SYDNEY — Aussie producers and promoters have been boasting boffo biz the last few years — but with no one publicly reporting figures, who knew if those boasts had any cred?
But figures released by industry org Live Performance Australia have confirmed the upward trend; in 2006, gross live performance box office surged a hefty 38.8%, and in 2007 it climbed by a further 6.1%.
By the end of last year, gross sales reached A$1.2 billion ($773 million) in 10 categories of live performance, from contempo music and dance, to tuners and tyke shows.
Ticket sales reached 20.9 million — that’s one for every Australian.
“There’s just been a massive increase in contemporary music and musical theater,” LPA exec Suzanne Daley Carr says.
In 2006, stadium tours by Robbie Williams and U2, plus an arena tour by Kylie Minogue, were successes, as was a tour of “The Boy From Oz” with Hugh Jackman. Political satire “Keating!” was another unexpected hit show that began as fringe theater and went on to tour Oz for two years.
“There was also growth in ballet and dance in ’07, with ‘Matthew Bourne’s Swan Lake’ and the Paris Opera Ballet,” Daley Carr says.
The economy and Aussie dollar were flying high, making it cheaper for music promoters especially, to import acts eager to tour as a boost to flagging record sales.
That was then.
Since September, promoters have been hit by the double whammy of the plummeting Australian dollar (down 30%) and the sudden contraction of the Oz economy, which is still some way from recession but beginning to feel the impact of the global slowdown.
Expensive tours by Billy Joel and Kanye West haven’t sold out, and Madonna canceled her Oz leg before it was announced.
“The problem at the moment is that promoters went crazy when the dollar was high, and now they’re gonna go bust,” says Ken West, promoter of a sold-out Neil Young tour. “When it’s boom time like it has been, promoters just throw things up and they’ve been working, but now it’s shifting.”

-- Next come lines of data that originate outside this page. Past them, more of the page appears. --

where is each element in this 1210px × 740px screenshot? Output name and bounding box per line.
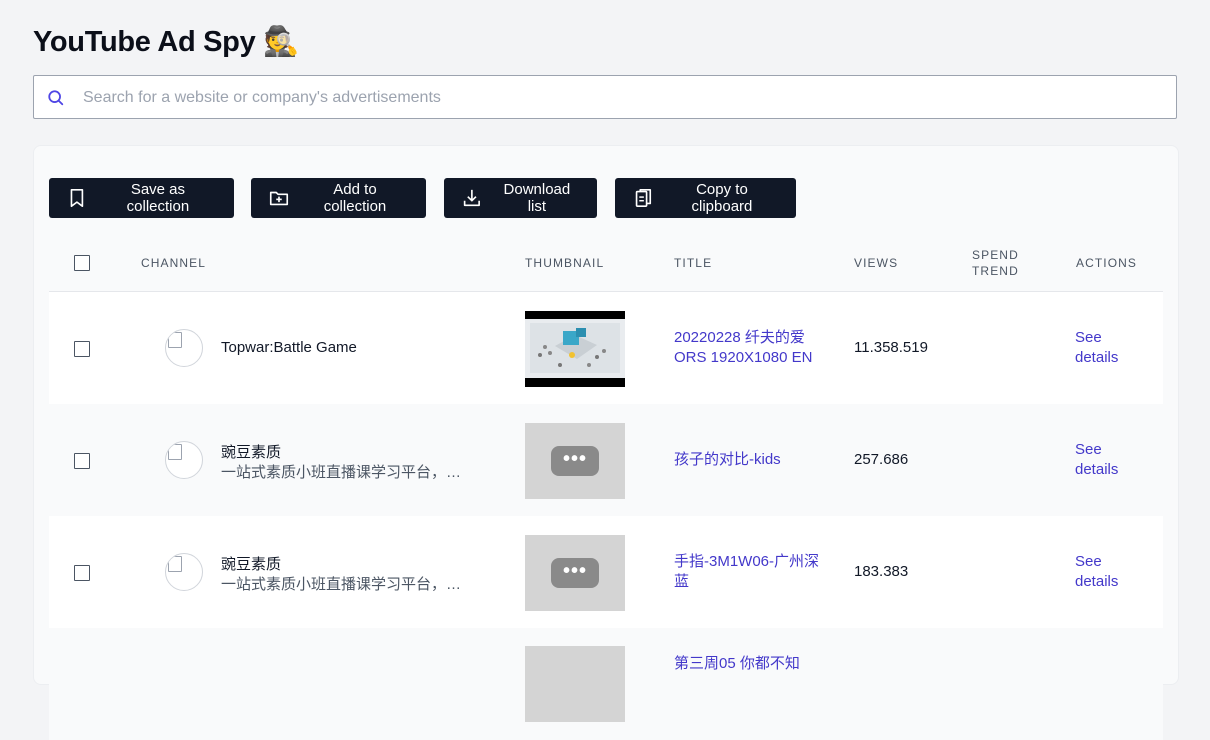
search-input[interactable] [81,76,1165,120]
channel-avatar [165,441,203,479]
header-spend-trend-line1: SPEND [972,248,1019,262]
ad-title-link[interactable]: 手指-3M1W06-广州深蓝 [674,552,824,592]
ad-title-link[interactable]: 20220228 纤夫的爱 ORS 1920X1080 EN [674,328,824,368]
folder-plus-icon [269,191,289,206]
row-checkbox[interactable] [74,565,90,581]
header-channel: CHANNEL [141,256,207,270]
search-icon [48,90,64,106]
header-thumbnail: THUMBNAIL [525,256,605,270]
copy-to-clipboard-button[interactable]: Copy to clipboard [615,178,796,218]
download-list-label: Download list [503,181,571,215]
channel-description: 一站式素质小班直播课学习平台，为全国3-12岁孩子提供优质的素质教育 [221,464,473,481]
video-thumbnail[interactable] [525,646,625,722]
thumbnail-image [525,311,625,387]
save-as-collection-button[interactable]: Save as collection [49,178,234,218]
page-title: YouTube Ad Spy 🕵️ [33,26,299,58]
see-details-link[interactable]: See details [1075,440,1135,480]
table-header: CHANNEL THUMBNAIL TITLE VIEWS SPEND TREN… [49,235,1163,292]
table-row: 豌豆素质 一站式素质小班直播课学习平台，为全国3-12岁孩子提供优质的素质教育 … [49,516,1163,628]
broken-image-icon [168,332,182,348]
row-checkbox[interactable] [74,341,90,357]
table-row: 豌豆素质 一站式素质小班直播课学习平台，为全国3-12岁孩子提供优质的素质教育 … [49,404,1163,516]
channel-name: 豌豆素质 [221,444,282,461]
ad-title-link[interactable]: 第三周05 你都不知 [674,654,824,674]
save-as-collection-label: Save as collection [126,181,190,215]
clipboard-copy-icon [635,188,652,208]
ad-title-link[interactable]: 孩子的对比-kids [674,450,824,470]
views-count: 11.358.519 [854,339,928,356]
add-to-collection-button[interactable]: Add to collection [251,178,426,218]
header-spend-trend-line2: TREND [972,264,1019,278]
copy-to-clipboard-label: Copy to clipboard [691,181,753,215]
header-views: VIEWS [854,256,899,270]
video-thumbnail[interactable]: ••• [525,535,625,611]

Musical theater producers are upbeat despite signs the biz is softening, with Melbourne seasons either pending or under way for “Jersey Boys,” “Billy Elliot,” “The Rocky Horror Show” and “Wicked.” In Sydney, there’s “Chicago,” “Guys and Dolls,” “High School Musical” and a return season of London-bound homegrown tuner “Priscilla Queen of the Desert — The Musical.”
“We expect ’08 to be similar to ’07, but we know the Australian industry exists downstream of Broadway and the West End, where there’s been a significant downturn in investment,” Daley Carr observes. “That will impact our product in the next 12 to 18 months.”
But the LPA exec believes the economic downturn presents opportunities for the industry. “As people cut overseas travel, they’ll stay home and possibly see shows, so we remain optimistic.”